B.C. Court of Appeal decision sets precedent for mass data breaches
The Court of Appeal for British Columbia has upheld the certification of a data breach class action whereby China-based hackers obtained personal information of a financial institution’s customers via an unencrypted database on the firm’s web server.
Speaking to The Lawyer’s Daily on the court’s ruling, privacy lawyer Molly Reynolds pointed out that even through the case was in B.C., it would still gain attention from privacy lawyers nationwide due to the limited cases Canada has seen regarding mass data breaches.
According to Molly, the case “puts some parameters around causes of action going forward,” although stakeholders in the privacy realm are still waiting for a privacy class action to be decided on the merits.
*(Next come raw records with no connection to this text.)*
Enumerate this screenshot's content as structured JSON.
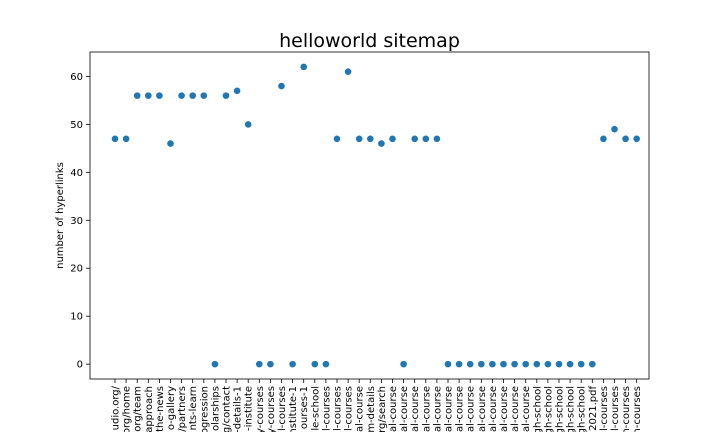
{
  "chart_data": {
    "type": "scatter",
    "title": "helloworld sitemap",
    "xlabel": "",
    "ylabel": "number of hyperlinks",
    "ylim": [
      -3.1,
      65.1
    ],
    "yticks": [
      0,
      10,
      20,
      30,
      40,
      50,
      60
    ],
    "grid": false,
    "marker_color": "#1f77b4",
    "categories": [
      "udio.org/",
      "org/home",
      "org/team",
      "approach",
      "the-news",
      "o-gallery",
      "/partners",
      "nts-learn",
      "ogression",
      "olarships",
      "g/contact",
      "-details-1",
      "-institute",
      "y-courses",
      "y-courses",
      "l-courses",
      "nstitute-1",
      "ourses-1",
      "le-school",
      "l-courses",
      "l-courses",
      "l-courses",
      "al-course",
      "m-details",
      "rg/search",
      "al-course",
      "al-course",
      "al-course",
      "al-course",
      "al-course",
      "al-course",
      "al-course",
      "al-course",
      "al-course",
      "al-course",
      "al-course",
      "al-course",
      "al-course",
      "gh-school",
      "gh-school",
      "gh-school",
      "gh-school",
      "gh-school",
      "2021.pdf",
      "l-courses",
      "l-courses",
      "n-courses",
      "n-courses"
    ],
    "values": [
      47,
      47,
      56,
      56,
      56,
      46,
      56,
      56,
      56,
      0,
      56,
      57,
      50,
      0,
      0,
      58,
      0,
      62,
      0,
      0,
      47,
      61,
      47,
      47,
      46,
      47,
      0,
      47,
      47,
      47,
      0,
      0,
      0,
      0,
      0,
      0,
      0,
      0,
      0,
      0,
      0,
      0,
      0,
      0,
      47,
      49,
      47,
      47
    ]
  }
}
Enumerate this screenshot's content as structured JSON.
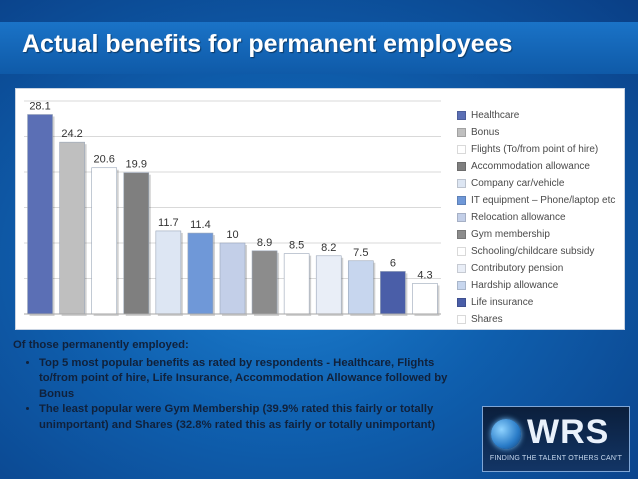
{
  "title": "Actual benefits for permanent employees",
  "chart_data": {
    "type": "bar",
    "title": "",
    "xlabel": "",
    "ylabel": "",
    "ylim": [
      0,
      30
    ],
    "grid": true,
    "legend_position": "right",
    "categories": [
      "Healthcare",
      "Bonus",
      "Flights (To/from point of hire)",
      "Accommodation allowance",
      "Company car/vehicle",
      "IT equipment – Phone/laptop etc",
      "Relocation allowance",
      "Gym membership",
      "Schooling/childcare subsidy",
      "Contributory pension",
      "Hardship allowance",
      "Life insurance",
      "Shares"
    ],
    "values": [
      28.1,
      24.2,
      20.6,
      19.9,
      11.7,
      11.4,
      10,
      8.9,
      8.5,
      8.2,
      7.5,
      6,
      4.3
    ],
    "data_labels": [
      "28.1",
      "24.2",
      "20.6",
      "19.9",
      "11.7",
      "11.4",
      "10",
      "8.9",
      "8.5",
      "8.2",
      "7.5",
      "6",
      "4.3"
    ],
    "colors": [
      "#5b6fb5",
      "#bfbfbf",
      "#ffffff",
      "#7f7f7f",
      "#dde6f3",
      "#6f98d8",
      "#c3cfe8",
      "#8c8c8c",
      "#ffffff",
      "#e9eef7",
      "#c7d6ee",
      "#4a5ea8",
      "#ffffff"
    ]
  },
  "notes": {
    "heading": "Of those  permanently employed:",
    "bullets": [
      "Top 5 most popular benefits as rated by respondents - Healthcare, Flights to/from point of hire, Life Insurance, Accommodation Allowance followed by Bonus",
      "The least popular were Gym Membership (39.9% rated this fairly or totally unimportant) and Shares (32.8% rated this as fairly or totally unimportant)"
    ]
  },
  "logo": {
    "text": "WRS",
    "tagline": "FINDING THE TALENT OTHERS CAN'T",
    "icon": "globe-icon"
  }
}
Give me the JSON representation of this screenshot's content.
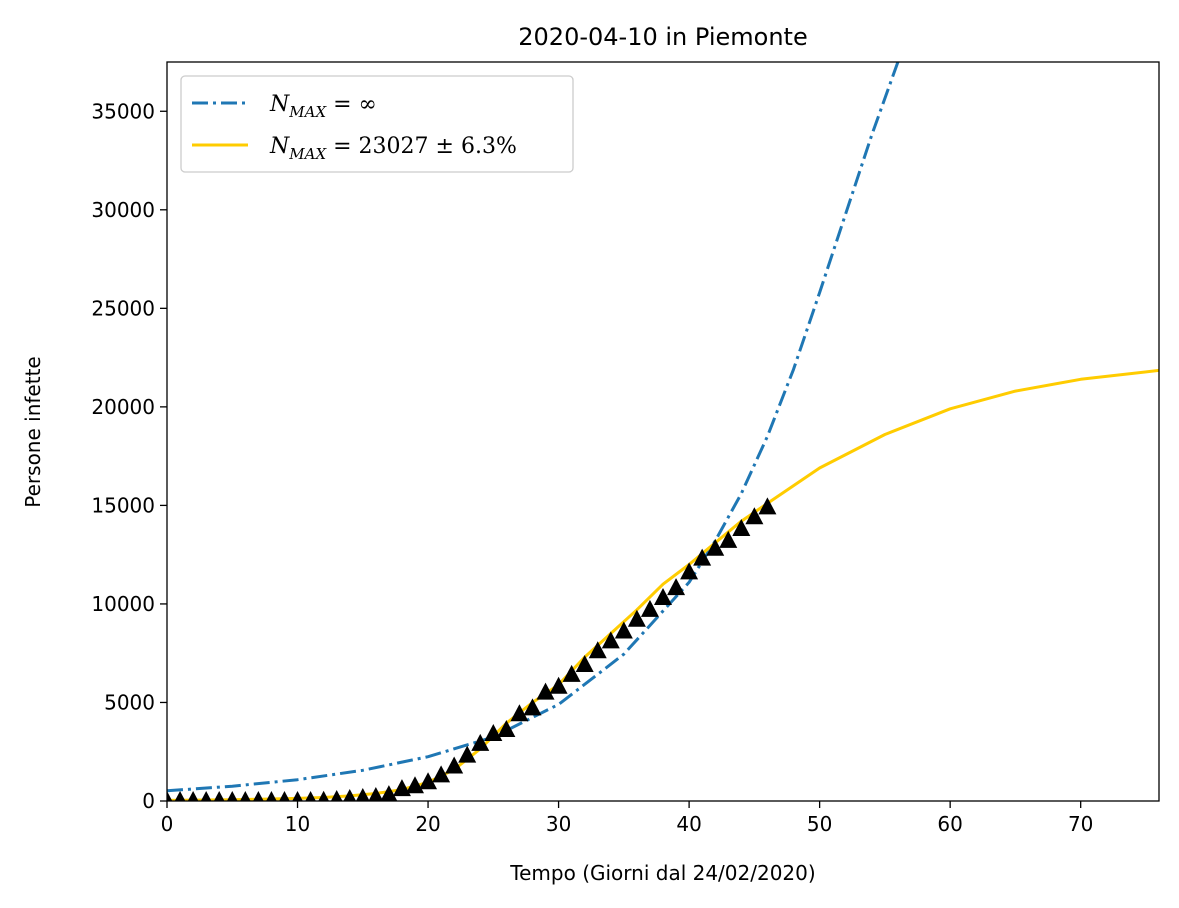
{
  "chart_data": {
    "type": "line",
    "title": "2020-04-10 in Piemonte",
    "xlabel": "Tempo (Giorni dal 24/02/2020)",
    "ylabel": "Persone infette",
    "xlim": [
      0,
      76
    ],
    "ylim": [
      0,
      37500
    ],
    "xticks": [
      0,
      10,
      20,
      30,
      40,
      50,
      60,
      70
    ],
    "yticks": [
      0,
      5000,
      10000,
      15000,
      20000,
      25000,
      30000,
      35000
    ],
    "grid": false,
    "legend_position": "upper-left",
    "colors": {
      "exponential": "#1f77b4",
      "logistic": "#ffcc00",
      "observed": "#000000"
    },
    "series": [
      {
        "name": "N_MAX = ∞",
        "kind": "model",
        "style": "dash-dot",
        "x": [
          0,
          5,
          10,
          15,
          20,
          25,
          30,
          35,
          40,
          42,
          44,
          46,
          48,
          50,
          52,
          54,
          56
        ],
        "y": [
          520,
          750,
          1080,
          1560,
          2250,
          3250,
          4900,
          7450,
          11100,
          13200,
          15600,
          18500,
          21900,
          25800,
          29800,
          33800,
          37500
        ]
      },
      {
        "name": "N_MAX = 23027 ± 6.3%",
        "kind": "model",
        "style": "solid",
        "x": [
          0,
          5,
          10,
          12,
          14,
          16,
          18,
          20,
          22,
          24,
          26,
          28,
          30,
          32,
          34,
          36,
          38,
          40,
          42,
          44,
          46,
          50,
          55,
          60,
          65,
          70,
          76
        ],
        "y": [
          30,
          60,
          130,
          180,
          260,
          380,
          580,
          950,
          1600,
          2650,
          3950,
          5000,
          5900,
          7300,
          8500,
          9700,
          11000,
          12000,
          13100,
          14200,
          15100,
          16900,
          18600,
          19900,
          20800,
          21400,
          21850
        ]
      },
      {
        "name": "",
        "kind": "observed",
        "style": "triangle-markers",
        "x": [
          0,
          1,
          2,
          3,
          4,
          5,
          6,
          7,
          8,
          9,
          10,
          11,
          12,
          13,
          14,
          15,
          16,
          17,
          18,
          19,
          20,
          21,
          22,
          23,
          24,
          25,
          26,
          27,
          28,
          29,
          30,
          31,
          32,
          33,
          34,
          35,
          36,
          37,
          38,
          39,
          40,
          41,
          42,
          43,
          44,
          45,
          46
        ],
        "y": [
          0,
          0,
          0,
          0,
          0,
          0,
          0,
          0,
          0,
          0,
          0,
          0,
          10,
          50,
          100,
          150,
          200,
          300,
          600,
          750,
          950,
          1300,
          1750,
          2300,
          2900,
          3400,
          3600,
          4400,
          4700,
          5500,
          5800,
          6400,
          6900,
          7600,
          8100,
          8600,
          9200,
          9700,
          10300,
          10800,
          11600,
          12300,
          12800,
          13200,
          13800,
          14400,
          14900
        ]
      }
    ],
    "legend": [
      {
        "main": "N",
        "sub": "MAX",
        "rest": " = ∞",
        "series": 0
      },
      {
        "main": "N",
        "sub": "MAX",
        "rest": " = 23027 ± 6.3%",
        "series": 1
      }
    ]
  }
}
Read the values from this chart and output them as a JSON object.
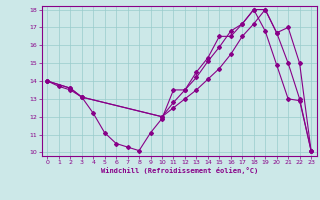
{
  "xlabel": "Windchill (Refroidissement éolien,°C)",
  "background_color": "#cce8e8",
  "line_color": "#880088",
  "grid_color": "#99cccc",
  "xlim": [
    -0.5,
    23.5
  ],
  "ylim": [
    9.8,
    18.2
  ],
  "xticks": [
    0,
    1,
    2,
    3,
    4,
    5,
    6,
    7,
    8,
    9,
    10,
    11,
    12,
    13,
    14,
    15,
    16,
    17,
    18,
    19,
    20,
    21,
    22,
    23
  ],
  "yticks": [
    10,
    11,
    12,
    13,
    14,
    15,
    16,
    17,
    18
  ],
  "line1_x": [
    0,
    1,
    2,
    3,
    4,
    5,
    6,
    7,
    8,
    9,
    10,
    11,
    12,
    13,
    14,
    15,
    16,
    17,
    18,
    19,
    20,
    21,
    22,
    23
  ],
  "line1_y": [
    14,
    13.7,
    13.5,
    13.1,
    12.2,
    11.1,
    10.5,
    10.3,
    10.1,
    11.1,
    11.9,
    13.5,
    13.5,
    14.5,
    15.3,
    16.5,
    16.5,
    17.2,
    18.0,
    16.8,
    14.9,
    13.0,
    12.9,
    10.1
  ],
  "line2_x": [
    0,
    2,
    3,
    10,
    11,
    12,
    13,
    14,
    15,
    16,
    17,
    18,
    19,
    20,
    21,
    22,
    23
  ],
  "line2_y": [
    14,
    13.6,
    13.1,
    12.0,
    12.8,
    13.5,
    14.2,
    15.1,
    15.9,
    16.8,
    17.2,
    18.0,
    18.0,
    16.7,
    17.0,
    15.0,
    10.1
  ],
  "line3_x": [
    0,
    2,
    3,
    10,
    11,
    12,
    13,
    14,
    15,
    16,
    17,
    18,
    19,
    20,
    21,
    22,
    23
  ],
  "line3_y": [
    14,
    13.6,
    13.1,
    12.0,
    12.5,
    13.0,
    13.5,
    14.1,
    14.7,
    15.5,
    16.5,
    17.2,
    18.0,
    16.7,
    15.0,
    13.0,
    10.1
  ]
}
Molly noted that although most data breach cases plead privacy torts, many are likely to be decided under negligence claims when they get to trial, adding that this is an area of law that is significantly impacted by the rapid rate at which technology is evolving.
MORE: Read Molly Reynolds and Shalom Cumbo-Steinmetz’s piece that explores data breach class actions.
“When they go to trial, I think these breaches based on third-party hackers getting through the company system ultimately turn on the negligence claims,” she said.
“The issue will be whether systems were protected to the appropriate standard of care, and what that standard is. The interesting thing there is that the standard at the time of the breach will be very different from the time of the trial, because the technology is changing so quickly.”